In race two Watson had a better start, inside the top 10 but disaster struck a few laps in as he lost the bike approaching the finish line jump and crashed hard. Lucky to escape uninsured he couldn’t get to the stricken Yamaha before Dixon Kawasaki’s Brazilian fill-in rider landed on it, destroying the bike in the process.

“If I could’ve carried on I would have but the bars were bent and the throttle ripped off, as well as the subframe and radiator,” Watson told me. “I’m happy with my riding and it’s just one of those things that can happen.”

It allowed Olsen to gain 17 championship points but Watson remains fourth.

Sterry had another mid-pack start and would crash trying to make up ground. “I went for a pass on Geerts and hit a braking bump that threw me off,” Sterry explained later. “Saturday and warm up went well but today I messed up both starts. I’ll go for it again in Lommel.”

A 15th place at the flag didn’t represent how well Sterry was riding, but without a good start, it’s a battle for anyone.


Brad Anderson arrived with the red plate but also carrying a knee injury that he sustained at Matterley. In the first race he gated around fifth but lost three places to finish eighth. Ando’s Facebook page was unusually quiet, perhaps a sign of his frustration.

Ashley Greedy pulled out after the first lap, while iFly/JK Yamaha’s new signing Jayden Murphy finished in 30th place in his first EMX race. The 16-year-old from Wales has only just moved into the adult ranks, and I asked him why he had jumped into the 300 class rather than EMX125. “I missed the 125s and went straight onto a 250f, but I had a two-stroke for the winter and went okay on it so we did some wildcards and thought I’d try this and do the whole series next year.”

Sunday morning presented a different track after heavy rain overnight left lots of standing water. First out, the 300 riders had heavy going especially off line making a good start essential. Ando was riding more like we expect, putting in his fastest lap at the end to claim second place after throwing his goggles away. Greedy had a better day to finish in 16th with Murphy consistent in 28th.

Ando’s assessment of the weekend: “Just dreadful”. Like most people, I assumed his race one eighth was because of his knee but he explained: “We made some suspension changes (stiffer forks) and it didn’t work. I went back to the old settings today and felt like my old self. Yesterday I was missing braking points and it was hard to hang on with arm pump.
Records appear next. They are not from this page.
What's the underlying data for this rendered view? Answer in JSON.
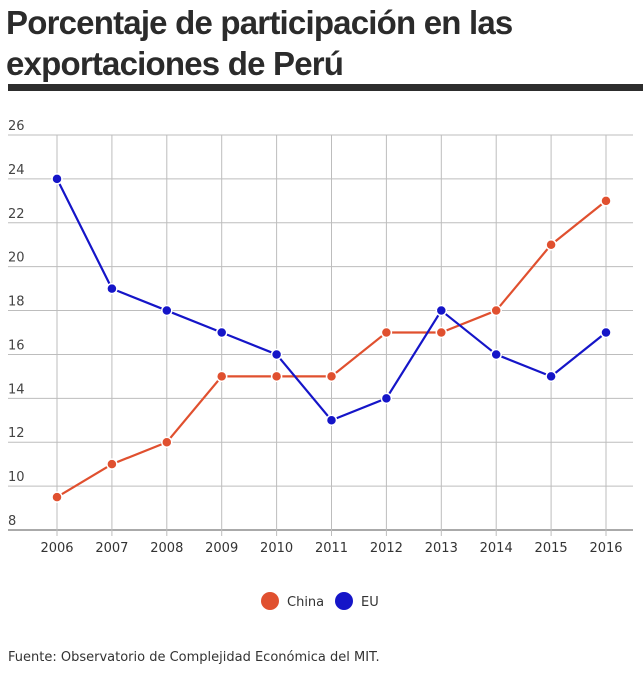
{
  "title": "Porcentaje de participación en las exportaciones de Perú",
  "source": "Fuente: Observatorio de Complejidad Económica del MIT.",
  "colors": {
    "China": "#e0502f",
    "EU": "#1515c8",
    "grid": "#bdbdbd",
    "axis": "#555555"
  },
  "chart_data": {
    "type": "line",
    "title": "Porcentaje de participación en las exportaciones de Perú",
    "xlabel": "",
    "ylabel": "",
    "categories": [
      "2006",
      "2007",
      "2008",
      "2009",
      "2010",
      "2011",
      "2012",
      "2013",
      "2014",
      "2015",
      "2016"
    ],
    "yticks": [
      8,
      10,
      12,
      14,
      16,
      18,
      20,
      22,
      24,
      26
    ],
    "ylim": [
      8,
      26
    ],
    "grid": true,
    "legend_position": "bottom-center",
    "series": [
      {
        "name": "China",
        "values": [
          9.5,
          11,
          12,
          15,
          15,
          15,
          17,
          17,
          18,
          21,
          23
        ]
      },
      {
        "name": "EU",
        "values": [
          24,
          19,
          18,
          17,
          16,
          13,
          14,
          18,
          16,
          15,
          17
        ]
      }
    ]
  }
}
I was angry with myself about yesterday and needed to redeem myself.”

Ando ended fourth overall as his championship rival Mike Kras moved back into second place, 27 points behind with two rounds remaining.

EMX85 and 65

Sadly there was only one British entry in either class, Shaun Mahoney in the 65 class – 23rd in timed practice, 27th in race one and 21st in race two when the track was wet, heavy and technical made the weekend “exciting” for the 11-year-old lad from Merthyr Tydfil. “I haven’t ridden the best,” he told me as we waited before race two but his dad (also called Shaun) said it had been a great experience and a learning curve as all the boys are so fast. Father and son are planning on doing the whole series next year with some better winter preparations.

The next MXGP is in two weeks at the famous Lommel track in Belgium. The deep sand can swallow bikes whole while the huge bumps can break spirits as well as bones. See you there as both championships are heating up.